Przedstaw wybrane problemy etyczne współczesnego świata.
(wybaczcie, że ów temat jest tak rozbudowany, ale współczesne problemy etyczne są ujęte dosyć wieloaspektowo i sądzę, że właśnie analiza etyczna wymagać będzie od nas spojrzenia z różnych stron. Wystarczy to tylko przeczytać, bowiem to kwestie, o których doskonale wiemy, chodzi jedynie o problemowość tematyki).
1.
Aborcja i problem osoby:
Wyobraźcie
sobie, że wasza matka, ojciec albo jakakolwiek osoba, którą
kochacie zapadła na chorobę Parkinsona. Wy zaś możecie pobrać
jajo kobiece, zapłodnić je i hodować w inkubatorze przez 4.

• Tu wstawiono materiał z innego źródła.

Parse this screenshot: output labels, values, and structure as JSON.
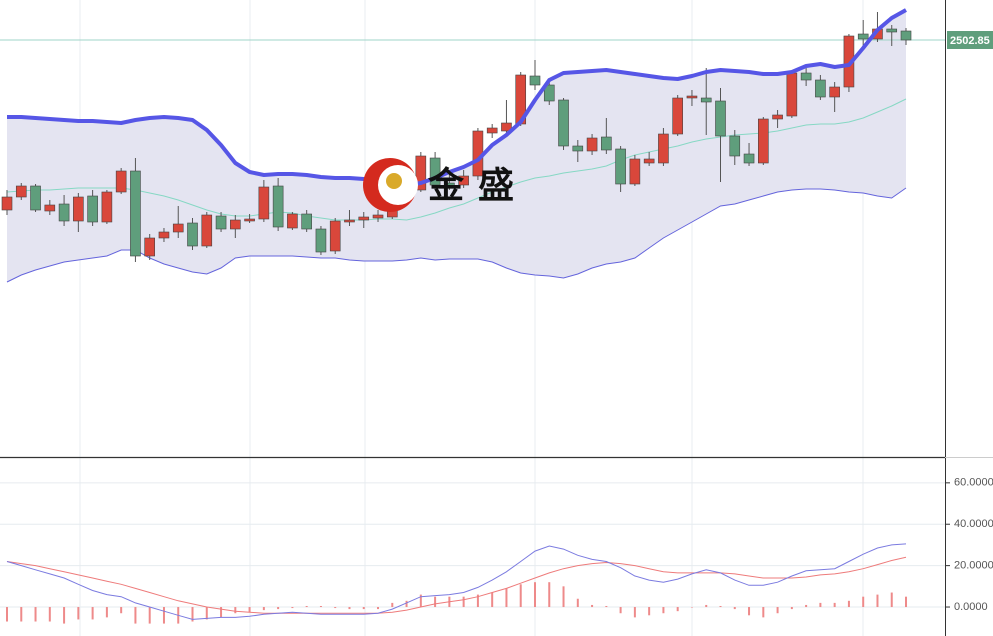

tygodnie, aby potem tkanki płodu wykorzystać do uleczenia choroby,
bądź chociażby do złagodzenia jej przebiegu. Czy postąpilibyście
w ten sposób? Ten problem i wiele innych różnie są rozstrzygane w
zależności od stosunku do kwestii aborcji. Kwestia ta wywołuje
silne emocjonalne reakcje, niemniej aż nazbyt często dyskutujący
nie zastanawiają się nad leżącymi u jej podstaw filozoficznymi
przesłankami.
Nasuwają się tutaj dwa zasadnicze pytania:
-
Czy płód jest osobą bądź potencjalną osobą?
- Czy płodowi
przysługują jakieś prawa, a jeśli tak to jak się one mają do
praw matki?
Na początek kilka definicji:
- od poczęcia
do 14 dnia – preembrion,
od 14 dnia do 8 tyg. - embrion,
od 8 tyg. - płód.
Określenia te są ważne, gdyż bardzo
często zapalczywe dyskusje wokół problemu aborcji zaciemniane są
przez język. Weźmy na przykład następujący
sylogizm:
PRZESŁANKA WIĘKSZA – ZABIJANIE LUDZI JEST
ZŁEM,
PRZESŁANKA MNIEJSZA – DZIECKO JEST OSOBĄ LUDZKĄ.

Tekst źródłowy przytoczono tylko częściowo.